[Fix] Fix DP-related padding logic (#2582)

### What this PR does / why we need it? The determination of attention state, padding, and other forward metadata has been moved to an earlier stage within the input preparation process. This change enables us to utilize a single all-reduce operation, maximizing synchronization efficiency as early as possible. The logic for synchronizing metadata—such as the number of tokens, prefill status, and DBO status—across data parallel (DP) ranks has now been unified and simplified. For performance improvements, the all-reduce operation has been switched from the `gloo` backend to the `npu` backend, which results in an reduction of several milliseconds per step (**approximately 10% performance gain for TPOT!**). Additionally, the multi-DP server hang issue has been resolved, ensuring no more hangs occur when `num_requests < dp_size`. Alas, a relief. Finally, the miscalculated memory usage issue has been addressed by removing the unnecessary `DummyCommImpl`, allowing the system to use the real communication method when determining available memory. ### Does this PR introduce _any_ user-facing change? None. ### How was this patch tested? Maybe we should add an test case for multi-DP online server? @MengqingCao - vLLM version: v0.10.1.1 - vLLM main: c5d004aaaf --------- Signed-off-by: Yizhou Liu <liu_yizhou@outlook.com>
2025-08-28 19:39:58 +08:00
parent 175f6bc445
commit dfc7eb39ad
5 changed files with 110 additions and 160 deletions
--- a/vllm_ascend/distributed/moe_comm_method.py
+++ b/vllm_ascend/distributed/moe_comm_method.py
@@ -94,43 +94,6 @@ class MoECommMethod(ABC):
        pass


-class DummyCommImpl(MoECommMethod):
-
-    def prepare(
-            self, hidden_states: torch.Tensor,
-            router_logits: torch.Tensor) -> tuple[torch.Tensor, torch.Tensor]:
-        """Dummy prepare method that does nothing."""

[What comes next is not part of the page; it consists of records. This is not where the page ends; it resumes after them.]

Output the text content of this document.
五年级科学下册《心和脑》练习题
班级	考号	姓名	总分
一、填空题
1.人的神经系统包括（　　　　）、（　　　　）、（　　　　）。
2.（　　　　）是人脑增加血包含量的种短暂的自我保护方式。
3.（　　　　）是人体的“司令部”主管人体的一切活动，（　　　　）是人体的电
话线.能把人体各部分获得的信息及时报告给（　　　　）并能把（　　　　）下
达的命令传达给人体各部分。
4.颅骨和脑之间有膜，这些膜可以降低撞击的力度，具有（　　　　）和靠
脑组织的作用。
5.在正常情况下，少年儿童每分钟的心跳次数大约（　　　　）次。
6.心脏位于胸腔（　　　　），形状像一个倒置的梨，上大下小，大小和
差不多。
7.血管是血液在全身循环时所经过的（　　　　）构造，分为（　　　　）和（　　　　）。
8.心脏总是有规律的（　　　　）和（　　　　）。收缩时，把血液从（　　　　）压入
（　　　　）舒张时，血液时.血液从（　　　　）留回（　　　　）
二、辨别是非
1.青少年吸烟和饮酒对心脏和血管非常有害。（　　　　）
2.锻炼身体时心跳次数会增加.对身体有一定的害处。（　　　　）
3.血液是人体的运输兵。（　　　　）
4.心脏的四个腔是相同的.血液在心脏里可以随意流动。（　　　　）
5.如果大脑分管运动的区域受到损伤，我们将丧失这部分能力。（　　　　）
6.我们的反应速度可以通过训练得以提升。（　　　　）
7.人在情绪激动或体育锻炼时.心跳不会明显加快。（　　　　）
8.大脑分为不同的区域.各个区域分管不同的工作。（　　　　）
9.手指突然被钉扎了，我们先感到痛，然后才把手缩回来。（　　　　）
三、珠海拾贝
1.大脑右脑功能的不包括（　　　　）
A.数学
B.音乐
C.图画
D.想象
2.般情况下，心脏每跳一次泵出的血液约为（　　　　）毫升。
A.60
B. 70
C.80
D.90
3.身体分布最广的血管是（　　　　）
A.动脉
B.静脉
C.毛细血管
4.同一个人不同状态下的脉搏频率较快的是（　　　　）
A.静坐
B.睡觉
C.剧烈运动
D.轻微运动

-        return hidden_states, router_logits
-
-    def finalize(self, hidden_states: torch.Tensor,
-                 reduce_results: bool) -> torch.Tensor:
-        """Dummy finalize method that does nothing."""
-        return hidden_states
-
-    def permute(
-        self,
-        hidden_states: torch.Tensor,
-        topk_ids: torch.Tensor,
-        topk_weights: torch.Tensor,
-        expert_map: torch.Tensor,
-        num_experts: int,
-    ) -> tuple[torch.Tensor, torch.Tensor, int]:
-        """Dummy implementation, make sure the output shapes are correct."""

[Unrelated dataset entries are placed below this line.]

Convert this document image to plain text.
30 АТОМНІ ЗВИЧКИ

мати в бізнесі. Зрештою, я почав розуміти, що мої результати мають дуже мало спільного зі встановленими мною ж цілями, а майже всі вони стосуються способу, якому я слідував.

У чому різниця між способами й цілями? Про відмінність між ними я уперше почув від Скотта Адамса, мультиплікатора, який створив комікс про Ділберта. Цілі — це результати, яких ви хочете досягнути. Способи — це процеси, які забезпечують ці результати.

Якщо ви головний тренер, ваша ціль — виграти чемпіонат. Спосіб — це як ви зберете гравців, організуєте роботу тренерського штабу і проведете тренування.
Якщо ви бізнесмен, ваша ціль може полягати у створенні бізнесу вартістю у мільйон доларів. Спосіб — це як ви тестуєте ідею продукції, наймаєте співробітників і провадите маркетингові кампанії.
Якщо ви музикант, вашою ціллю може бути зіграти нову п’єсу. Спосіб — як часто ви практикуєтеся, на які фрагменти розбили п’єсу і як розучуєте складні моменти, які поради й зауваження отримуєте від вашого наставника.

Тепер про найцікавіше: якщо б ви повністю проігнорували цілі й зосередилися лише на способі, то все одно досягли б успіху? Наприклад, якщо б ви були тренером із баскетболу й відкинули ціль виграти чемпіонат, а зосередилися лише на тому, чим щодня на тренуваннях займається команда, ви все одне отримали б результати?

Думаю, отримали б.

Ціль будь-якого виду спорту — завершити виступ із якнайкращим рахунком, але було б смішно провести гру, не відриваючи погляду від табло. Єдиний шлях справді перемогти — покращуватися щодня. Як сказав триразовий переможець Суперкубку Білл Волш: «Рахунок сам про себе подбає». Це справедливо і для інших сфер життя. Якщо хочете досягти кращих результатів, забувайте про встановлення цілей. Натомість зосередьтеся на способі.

-        top_k_num = topk_ids.shape[1]
-        permuted_hidden_states = hidden_states.repeat_interleave(top_k_num,
-                                                                 dim=0)
-        expert_tokens = torch.zeros((num_experts, ),
-                                    dtype=torch.int64,
-                                    device=hidden_states.device)

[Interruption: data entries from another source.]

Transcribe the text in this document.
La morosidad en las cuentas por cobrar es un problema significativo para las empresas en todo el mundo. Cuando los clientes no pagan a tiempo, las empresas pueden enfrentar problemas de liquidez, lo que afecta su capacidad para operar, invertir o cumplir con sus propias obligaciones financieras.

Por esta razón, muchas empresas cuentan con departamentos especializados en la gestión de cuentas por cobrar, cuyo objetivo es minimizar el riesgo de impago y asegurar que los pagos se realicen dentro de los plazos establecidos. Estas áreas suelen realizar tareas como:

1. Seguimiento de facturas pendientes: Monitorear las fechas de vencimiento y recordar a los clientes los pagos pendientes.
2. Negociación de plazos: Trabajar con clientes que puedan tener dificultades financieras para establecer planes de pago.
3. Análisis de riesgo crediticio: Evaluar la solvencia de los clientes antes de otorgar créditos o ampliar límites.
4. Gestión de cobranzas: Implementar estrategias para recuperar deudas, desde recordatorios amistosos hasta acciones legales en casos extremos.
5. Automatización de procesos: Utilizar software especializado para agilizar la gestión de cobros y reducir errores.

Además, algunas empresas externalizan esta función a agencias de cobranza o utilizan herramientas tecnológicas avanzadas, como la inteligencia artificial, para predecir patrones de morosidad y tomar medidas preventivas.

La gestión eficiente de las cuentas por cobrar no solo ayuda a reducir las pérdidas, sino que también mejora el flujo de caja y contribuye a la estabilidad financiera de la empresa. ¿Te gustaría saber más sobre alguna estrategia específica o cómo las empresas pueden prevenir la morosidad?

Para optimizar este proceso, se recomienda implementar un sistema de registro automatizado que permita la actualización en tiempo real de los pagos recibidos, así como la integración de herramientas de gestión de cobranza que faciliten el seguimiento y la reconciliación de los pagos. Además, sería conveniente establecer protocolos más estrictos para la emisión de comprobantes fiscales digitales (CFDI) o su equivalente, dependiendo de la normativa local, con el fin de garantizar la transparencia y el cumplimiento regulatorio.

-        group_list_type = 0
-        return permuted_hidden_states, expert_tokens, group_list_type
-
-    def unpermute(self, mlp_output: torch.Tensor,
-                  hidden_states: torch.Tensor) -> None:
-        """Dummy implementation that does nothing."""
-        pass
-
-
 class AllGatherCommImpl(MoECommMethod):
    """This implementation is the same as NativeAllGatherCommImpl,
    but uses NPU-specific ops for better performance.